3. Воскресенье. «Процесс пошел»
Проповедь брат Гальярд подготовил на чтение из Иезекииля: «Отвергните от себя все грехи ваши, которыми согрешали вы, и сотворите себе новое сердце и новый дух; и зачем вам умирать, Дом Израилев? Ибо Я не хочу смерти умирающего, говорит Господь Бог; но обратитесь, и живите!» Во время собственной проповеди он использовал наконец возможность надолго повернуться к пастве лицом. Неизвестно, когда в этой церкви еще в ближайшее время сойдется столько народу, и собиралось ли столько до сих пор: вся деревня здесь, не иначе. Некоторые женщины и маленьких детей принесли с собой — должно быть, те, кому не с кем было малышей оставить. Так что из разных углов порой повякивали младенцы и шикали на них боязливые мамаши. Брат Гальярд не обольщался и не приписывал такую посещаемость мессы своей славе проповедника: он прекрасно понимал, что более половины, если не все, собрались посмотреть на инквизитора и попробовать угадать, чего от него можно ожидать и чего именно бояться.

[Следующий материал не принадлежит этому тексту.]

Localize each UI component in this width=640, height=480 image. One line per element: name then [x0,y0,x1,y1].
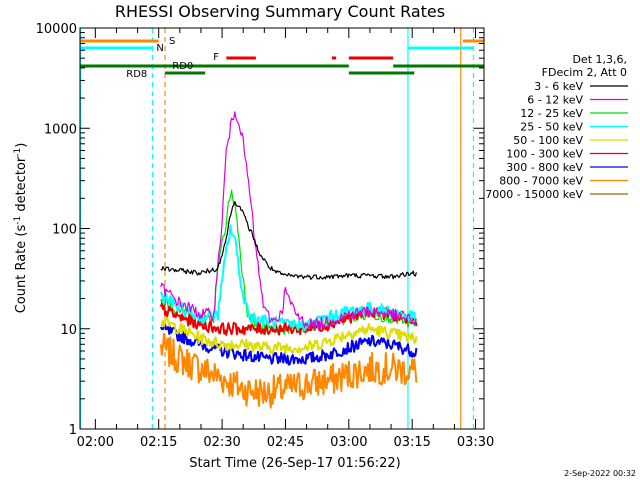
y-tick-label: 1000 [44,122,77,137]
flare-flag-label: F [213,52,219,63]
series-line-7 [159,323,418,366]
x-tick-label: 03:15 [393,435,430,450]
y-axis-label-exponent-2: -1 [13,148,23,157]
footer-date: 2-Sep-2022 00:32 [564,469,636,478]
legend-entry-label: 800 - 7000 keV [499,175,583,188]
y-axis-label-detector: detector [14,156,29,216]
x-tick-label: 03:30 [457,435,494,450]
y-axis-label-exponent-1: -1 [13,216,23,225]
series-line-2 [160,111,417,332]
series-line-6 [159,302,418,336]
rd0-flag-label: RD0 [172,61,193,72]
chart-title: RHESSI Observing Summary Count Rates [115,2,445,21]
saa-flag-label: S [169,36,175,47]
legend-header-line: FDecim 2, Att 0 [542,66,627,79]
series-layer [159,111,418,409]
x-tick-label: 03:00 [330,435,367,450]
rd8-flag-label: RD8 [126,69,147,80]
y-tick-label: 10000 [36,22,77,37]
plot-frame [79,27,485,430]
series-line-8 [159,332,418,409]
series-line-5 [160,316,418,355]
y-axis-label: Count Rate (s-1 detector-1) [13,143,29,314]
y-tick-label: 1 [69,423,77,438]
legend-entry-label: 3 - 6 keV [534,80,583,93]
x-tick-label: 02:15 [140,435,177,450]
legend-entry-label: 100 - 300 keV [506,148,583,161]
legend-header-line: Det 1,3,6, [572,53,627,66]
y-tick-label: 10 [60,323,77,338]
y-axis-label-main: Count Rate (s [14,225,29,314]
y-axis-label-close: ) [14,143,29,148]
legend-entry-label: 25 - 50 keV [520,121,583,134]
x-tick-label: 02:45 [267,435,304,450]
x-tick-label: 02:30 [203,435,240,450]
x-tick-label: 02:00 [77,435,114,450]
x-axis-label: Start Time (26-Sep-17 01:56:22) [189,456,400,471]
y-tick-label: 100 [52,223,77,238]
legend-entry-label: 300 - 800 keV [506,161,583,174]
legend-entry-label: 12 - 25 keV [520,107,583,120]
legend-entry-label: 50 - 100 keV [513,134,583,147]
legend-entry-label: 6 - 12 keV [527,94,583,107]
night-flag-label: N [156,43,163,54]
series-line-1 [160,201,417,280]
axes-layer: 1 10 100 1000 10000 02:00 02:15 02:30 02:45 03:00… [36,22,495,450]
legend-entry-label: 7000 - 15000 keV [485,188,583,201]
flag-layer: SN F RD0 RD8 [79,28,484,429]
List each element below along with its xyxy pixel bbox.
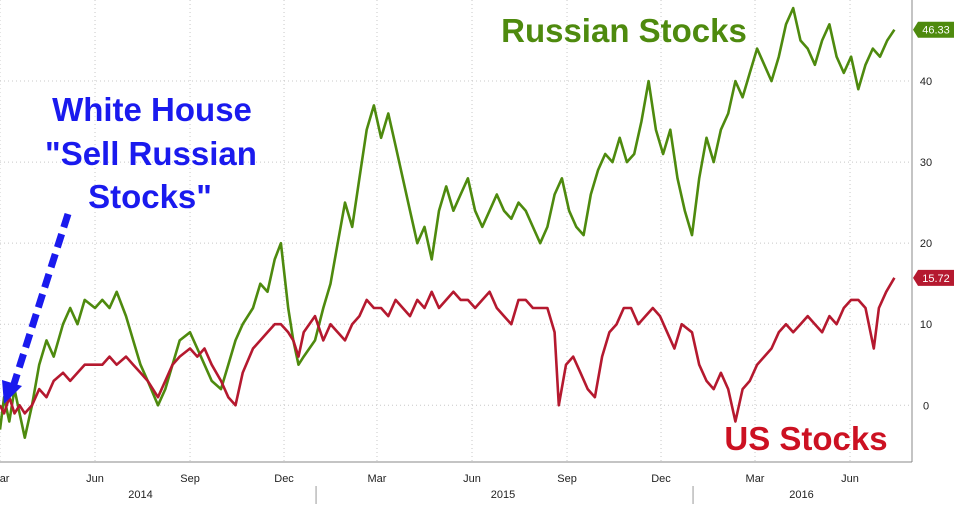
last-value-badge: 46.33	[913, 21, 954, 38]
badge-value: 15.72	[922, 273, 950, 285]
white-house-line-2: "Sell Russian	[45, 135, 257, 172]
y-tick-label: 0	[923, 400, 929, 412]
x-tick-label: Sep	[557, 473, 577, 485]
x-tick-label: Sep	[180, 473, 200, 485]
white-house-line-3: Stocks"	[88, 178, 212, 215]
arrow-head-icon	[2, 380, 22, 404]
dashed-arrow-shaft	[10, 212, 72, 386]
badge-shape	[913, 269, 954, 286]
y-tick-label: 20	[920, 238, 932, 250]
year-label: 2015	[491, 489, 515, 501]
x-tick-label: Jun	[463, 473, 481, 485]
series-lines	[0, 6, 896, 440]
last-value-badge: 15.72	[913, 269, 954, 286]
x-tick-label: Mar	[746, 473, 765, 485]
x-tick-label: Mar	[368, 473, 387, 485]
x-tick-label: Dec	[274, 473, 294, 485]
x-tick-label: Jun	[841, 473, 859, 485]
x-tick-label: Dec	[651, 473, 671, 485]
year-label: 2016	[789, 489, 813, 501]
grid-lines	[0, 0, 912, 462]
x-tick-label: Mar	[0, 473, 10, 485]
badge-shape	[913, 21, 954, 38]
y-tick-label: 40	[920, 76, 932, 88]
year-label: 2014	[128, 489, 152, 501]
series-line-russian-stocks	[0, 6, 896, 440]
axes: 0 10 20 30 40 Mar Jun Sep Dec Mar Jun Sep Dec Mar Jun 2…	[0, 0, 932, 504]
last-value-badges: 46.33 15.72	[913, 21, 954, 286]
white-house-annotation: White House "Sell Russian Stocks"	[2, 91, 257, 404]
us-stocks-label: US Stocks	[724, 420, 887, 457]
series-line-us-stocks	[0, 277, 896, 423]
white-house-line-1: White House	[52, 91, 252, 128]
x-tick-label: Jun	[86, 473, 104, 485]
russian-stocks-label: Russian Stocks	[501, 12, 747, 49]
y-tick-label: 10	[920, 319, 932, 331]
badge-value: 46.33	[922, 25, 950, 37]
y-tick-label: 30	[920, 157, 932, 169]
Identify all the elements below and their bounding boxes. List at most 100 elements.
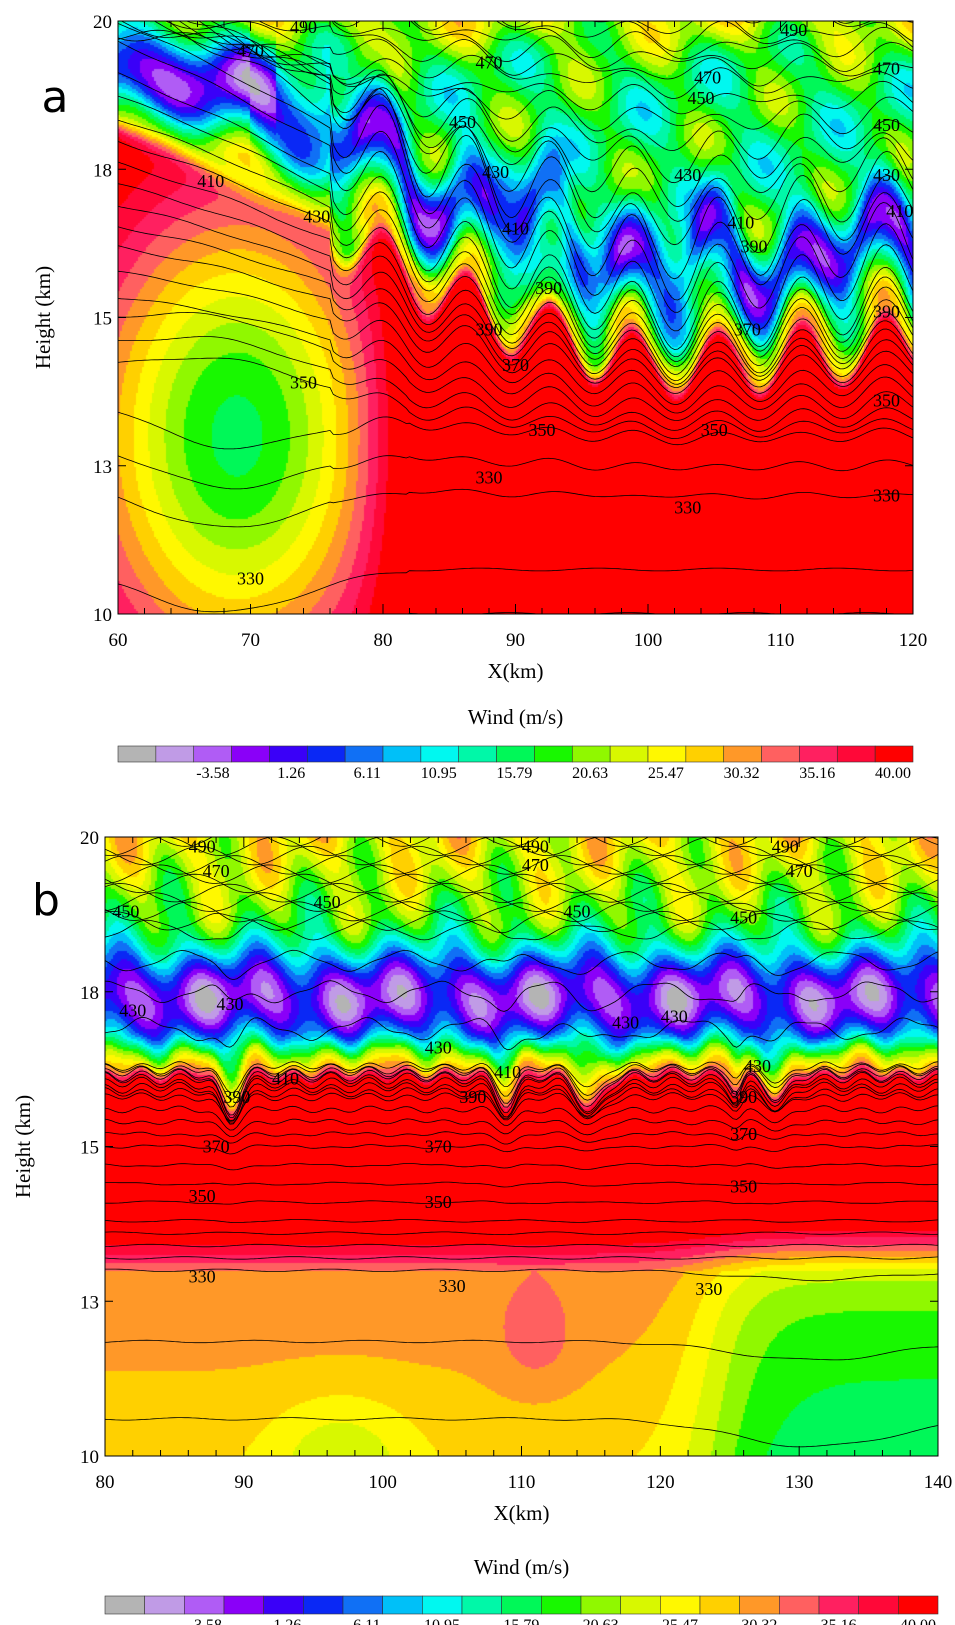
theta-contour-460 xyxy=(118,32,913,135)
contour-label: 450 xyxy=(314,892,341,912)
contour-label: 450 xyxy=(873,115,900,135)
contour-label: 410 xyxy=(494,1062,521,1082)
theta-contour-360 xyxy=(105,1181,938,1188)
colorbar-box xyxy=(144,1595,185,1615)
colorbar-box xyxy=(382,745,422,763)
theta-contour-400 xyxy=(118,119,913,362)
colorbar-label: -3.58 xyxy=(196,765,229,782)
colorbar-label: 15.79 xyxy=(503,1617,539,1625)
colorbar-box xyxy=(420,745,460,763)
x-tick-label: 80 xyxy=(96,1472,115,1493)
colorbar-label: 30.32 xyxy=(724,765,760,782)
contour-label: 350 xyxy=(873,391,900,411)
theta-contour-420 xyxy=(118,23,913,313)
colorbar-box xyxy=(303,1595,344,1615)
panel-a-wind-field xyxy=(118,21,913,614)
colorbar-label: 20.63 xyxy=(572,765,608,782)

Что же, инквизитор занимался теперь тем же самым — «различением духов» по мере слабых своих сил. Жаль, зрение его было не таким острым, как когда-то; но все равно глаз хватало, чтобы разглядеть выражения людских лиц где-то до средних скамей храма. Лица разные, как и подобает. Преобладающее выражение — страх, настороженность, страх. Это печально, но довольно обычно, иного он и не ждал. Одну из передних скамей занимало семейство байля Пейре, с самим байлем во главе; многочисленные Каваэры обоих полов и всяческого возраста сидели смирно, слушали внимательно. Остроносенькая женщина слева от байля — должно быть, супруга — одна из всех то и дело тревожно оглядывалась, как курица, считающая свой выводок в страхе, не утащил ли ястреб цыплока-другого. Остальные, вплоть до самой маленькой в семействе — девочки лет семи — почти и не шевелились, нарочито глядя перед собой одинаковыми темными глазами: вот, мол, честные люди, которым не о чем волноваться. Когда где-то у выхода заплакал на руках матери мелкий ребенок, байлева девочка тоже горестно скривила рот и насупилась, но мать (или бабушка?) толкнула ее в бок, и та не издала ни звука.